Congratulations to Parsons and carpenters from the South Eastern Carpenters Regional Council (SECRC) for capturing an elite safety award from the United States Department of Energy.
The DOE awarded Voluntary Protection Program (VPP) Star status on the Salt Waste Processing Facility (SWPF). This is a facility within the DOE’s Nuclear Reservation Savannah River Site near Aiken, South Carolina. Parsons is the prime contractor on SWPF, designed to process the radioactive waste stored in underground tanks at the Savannah River site.

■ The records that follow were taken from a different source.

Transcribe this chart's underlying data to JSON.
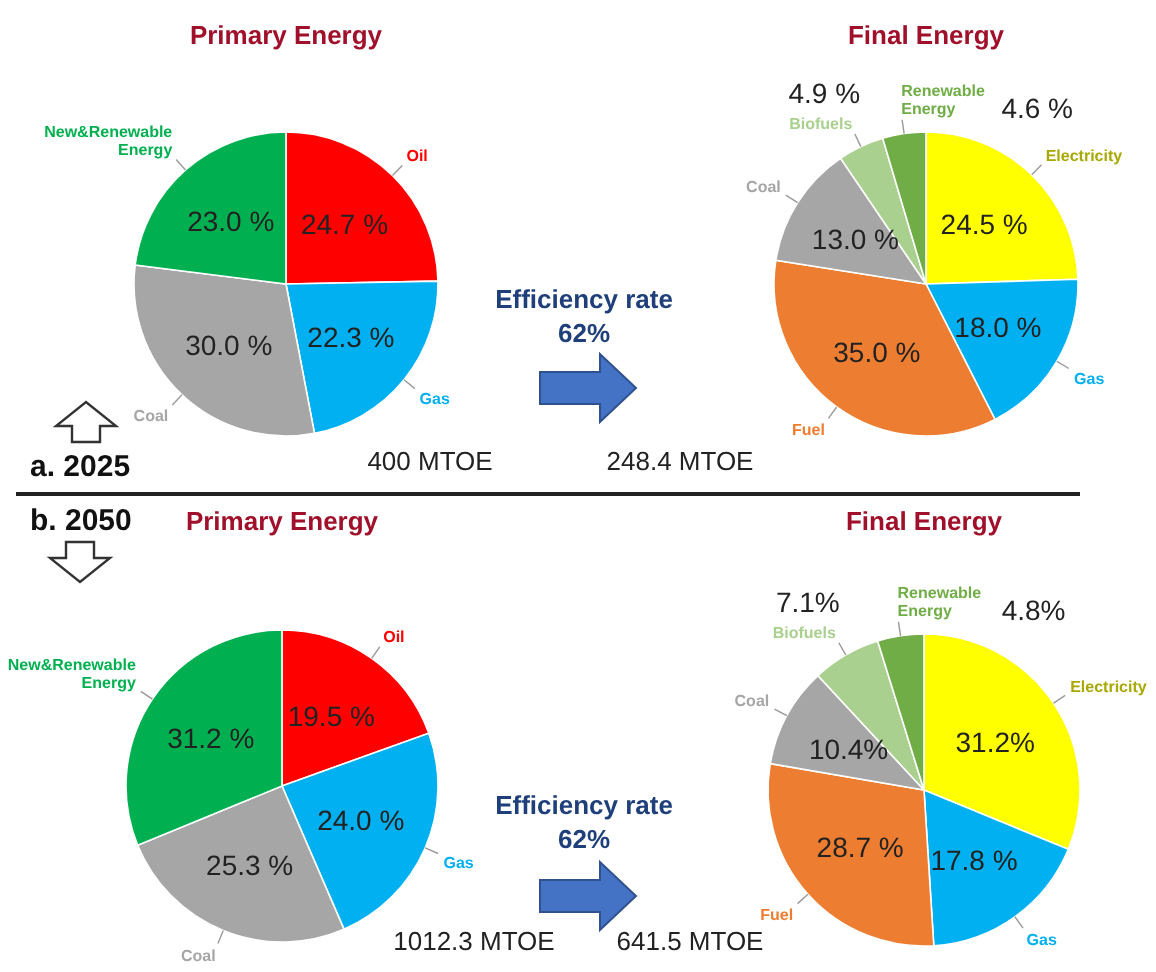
{
  "chart_data": [
    {
      "type": "pie",
      "title": "Primary Energy",
      "categories": [
        "Oil",
        "Gas",
        "Coal",
        "New&Renewable Energy"
      ],
      "values": [
        24.7,
        22.3,
        30.0,
        23.0
      ],
      "colors": [
        "#ff0000",
        "#00b0f0",
        "#a6a6a6",
        "#00b050"
      ],
      "value_labels": [
        "24.7 %",
        "22.3 %",
        "30.0 %",
        "23.0 %"
      ],
      "annotations": [
        "a. 2025",
        "400 MTOE"
      ]
    },
    {
      "type": "pie",
      "title": "Final Energy",
      "categories": [
        "Electricity",
        "Gas",
        "Fuel",
        "Coal",
        "Biofuels",
        "Renewable Energy"
      ],
      "values": [
        24.5,
        18.0,
        35.0,
        13.0,
        4.9,
        4.6
      ],
      "colors": [
        "#ffff00",
        "#00b0f0",
        "#ed7d31",
        "#a6a6a6",
        "#a9d08e",
        "#70ad47"
      ],
      "value_labels": [
        "24.5 %",
        "18.0 %",
        "35.0 %",
        "13.0 %",
        "4.9 %",
        "4.6 %"
      ],
      "annotations": [
        "Efficiency rate",
        "62%",
        "248.4 MTOE"
      ]
    },
    {
      "type": "pie",
      "title": "Primary Energy",
      "categories": [
        "Oil",
        "Gas",
        "Coal",
        "New&Renewable Energy"
      ],
      "values": [
        19.5,
        24.0,
        25.3,
        31.2
      ],
      "colors": [
        "#ff0000",
        "#00b0f0",
        "#a6a6a6",
        "#00b050"
      ],
      "value_labels": [
        "19.5 %",
        "24.0 %",
        "25.3 %",
        "31.2 %"
      ],
      "annotations": [
        "b. 2050",
        "1012.3 MTOE"
      ]
    },
    {
      "type": "pie",
      "title": "Final Energy",
      "categories": [
        "Electricity",
        "Gas",
        "Fuel",
        "Coal",
        "Biofuels",
        "Renewable Energy"
      ],
      "values": [
        31.2,
        17.8,
        28.7,
        10.4,
        7.1,
        4.8
      ],
      "colors": [
        "#ffff00",
        "#00b0f0",
        "#ed7d31",
        "#a6a6a6",
        "#a9d08e",
        "#70ad47"
      ],
      "value_labels": [
        "31.2%",
        "17.8 %",
        "28.7 %",
        "10.4%",
        "7.1%",
        "4.8%"
      ],
      "annotations": [
        "Efficiency rate",
        "62%",
        "641.5 MTOE"
      ]
    }
  ]
}
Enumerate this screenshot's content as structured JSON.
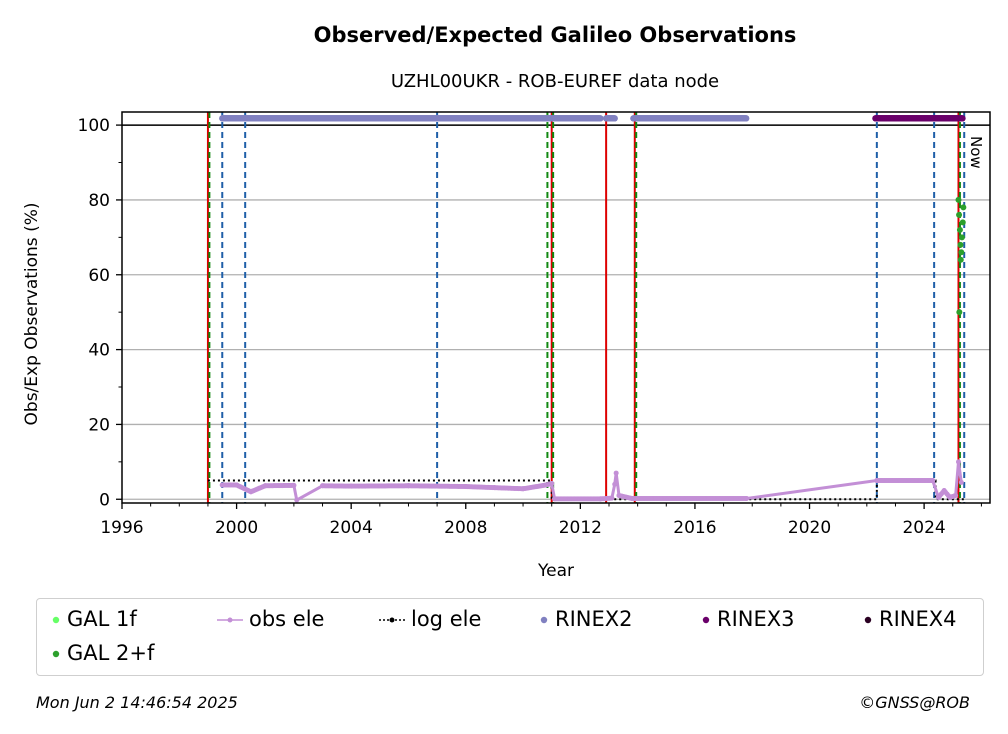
{
  "title": "Observed/Expected Galileo Observations",
  "subtitle": "UZHL00UKR - ROB-EUREF data node",
  "now_label": "Now",
  "footer": {
    "timestamp": "Mon Jun  2 14:46:54 2025",
    "credit": "©GNSS@ROB"
  },
  "colors": {
    "gal1f": "#66ff66",
    "gal2f": "#2ca02c",
    "obs_ele": "#c38fd6",
    "log_ele": "#000000",
    "rinex2": "#8080c0",
    "rinex3": "#6a006a",
    "rinex4": "#2a0022",
    "red_line": "#dd0000",
    "blue_dash": "#1f5fa8",
    "green_dash": "#118811"
  },
  "legend": [
    {
      "label": "GAL 1f",
      "marker": "dot",
      "color_key": "gal1f"
    },
    {
      "label": "obs ele",
      "marker": "line-dot",
      "color_key": "obs_ele"
    },
    {
      "label": "log ele",
      "marker": "dotted-line",
      "color_key": "log_ele"
    },
    {
      "label": "RINEX2",
      "marker": "dot",
      "color_key": "rinex2"
    },
    {
      "label": "RINEX3",
      "marker": "dot",
      "color_key": "rinex3"
    },
    {
      "label": "RINEX4",
      "marker": "dot",
      "color_key": "rinex4"
    },
    {
      "label": "GAL 2+f",
      "marker": "dot",
      "color_key": "gal2f"
    }
  ],
  "chart_data": {
    "type": "scatter",
    "title": "Observed/Expected Galileo Observations",
    "subtitle": "UZHL00UKR - ROB-EUREF data node",
    "xlabel": "Year",
    "ylabel": "Obs/Exp Observations (%)",
    "xlim": [
      1996,
      2026.3
    ],
    "ylim": [
      -1,
      103.5
    ],
    "xticks": [
      1996,
      2000,
      2004,
      2008,
      2012,
      2016,
      2020,
      2024
    ],
    "yticks": [
      0,
      20,
      40,
      60,
      80,
      100
    ],
    "grid": "y",
    "reference_line": 100,
    "series": [
      {
        "name": "RINEX2",
        "segments": [
          [
            1999.5,
            2012.7,
            101.8
          ],
          [
            2012.9,
            2013.2,
            101.8
          ],
          [
            2013.85,
            2017.8,
            101.8
          ]
        ]
      },
      {
        "name": "RINEX3",
        "segments": [
          [
            2022.3,
            2025.35,
            101.8
          ]
        ]
      },
      {
        "name": "obs ele",
        "points": [
          [
            1999.5,
            3.8
          ],
          [
            2000.0,
            3.8
          ],
          [
            2000.5,
            2.0
          ],
          [
            2001.0,
            3.6
          ],
          [
            2002.0,
            3.7
          ],
          [
            2002.1,
            -0.2
          ],
          [
            2003.0,
            3.6
          ],
          [
            2004.0,
            3.5
          ],
          [
            2006.0,
            3.6
          ],
          [
            2008.0,
            3.4
          ],
          [
            2009.0,
            3.1
          ],
          [
            2010.0,
            2.8
          ],
          [
            2010.8,
            3.8
          ],
          [
            2011.0,
            4.2
          ],
          [
            2011.1,
            0.1
          ],
          [
            2012.7,
            0.1
          ],
          [
            2013.1,
            0.3
          ],
          [
            2013.2,
            4.0
          ],
          [
            2013.25,
            7.0
          ],
          [
            2013.35,
            1.0
          ],
          [
            2013.8,
            0.2
          ],
          [
            2017.8,
            0.2
          ],
          [
            2022.35,
            5.0
          ],
          [
            2024.3,
            5.0
          ],
          [
            2024.5,
            0.5
          ],
          [
            2024.7,
            2.3
          ],
          [
            2024.9,
            0.5
          ],
          [
            2025.1,
            1.0
          ],
          [
            2025.2,
            10.0
          ],
          [
            2025.3,
            4.5
          ]
        ]
      },
      {
        "name": "log ele",
        "points": [
          [
            1999.0,
            5.0
          ],
          [
            2011.0,
            5.0
          ],
          [
            2011.0,
            0.0
          ],
          [
            2022.35,
            0.0
          ],
          [
            2022.35,
            5.0
          ],
          [
            2024.4,
            5.0
          ],
          [
            2024.4,
            0.0
          ],
          [
            2025.4,
            0.0
          ]
        ]
      },
      {
        "name": "GAL 2+f",
        "points": [
          [
            2025.2,
            80
          ],
          [
            2025.22,
            76
          ],
          [
            2025.25,
            72
          ],
          [
            2025.27,
            68
          ],
          [
            2025.3,
            66
          ],
          [
            2025.32,
            70
          ],
          [
            2025.35,
            74
          ],
          [
            2025.37,
            78
          ],
          [
            2025.28,
            64
          ],
          [
            2025.23,
            50
          ]
        ]
      }
    ],
    "events": {
      "red_solid": [
        1999.0,
        2011.0,
        2012.9,
        2013.9,
        2025.2
      ],
      "blue_dashed": [
        1999.5,
        2000.3,
        2007.0,
        2022.35,
        2024.35,
        2025.4
      ],
      "green_dashed": [
        1999.05,
        2010.85,
        2011.05,
        2013.95,
        2025.25
      ]
    },
    "now": 2025.42
  }
}
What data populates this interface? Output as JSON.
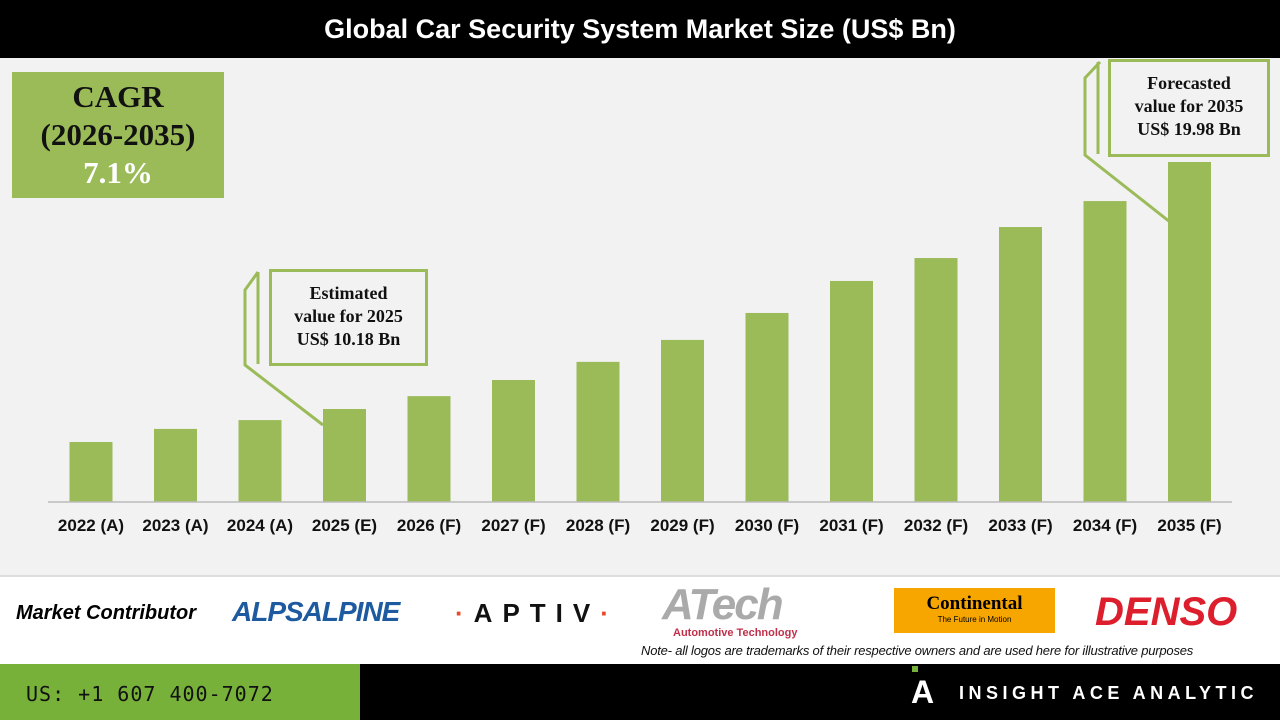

The $2.3 billion project, which is nearly completed, launched in June 2008 and has been a consistently safe and successful jobsite, fueled by the more than 100 union carpenters who work there. Considered 93% complete at the end of 2015, the project has a recordable injury case rate 70% below the industry average over the life of the project, according to the Parsons web site.
SECRC carpenter tasks included scaffolding, concrete forms, metal studs and drywall, computer floors, doors and hardware, carpet and VCT flooring, and rigging.
“We require that each carpenter working for Parsons must not only complete 40-hour scaffolding training, but they also must complete our customized MEVA form training,” said Larry Phillips, executive secretary-treasurer of the SECRC.
Through the Voluntary Protection Program, the DOE recognizes excellence in worksite safety and health performance. Star status is the program’s highest rating. To qualify at the site level, a workplace must pass a rigorous inspection and demonstrate a commitment to employee protection that exceeds OSHA standards. Key strategies include weekly safety meetings and worker recognition incentive programs.
“Safety is a core value at Parsons,” stated Frank Sheppard, Parsons Vice President and Project Manager in the Parsons news release about the award. “I am proud of our project team for their commitment to the well-being of their coworkers and for earning this well-deserved recognition by the DOE.”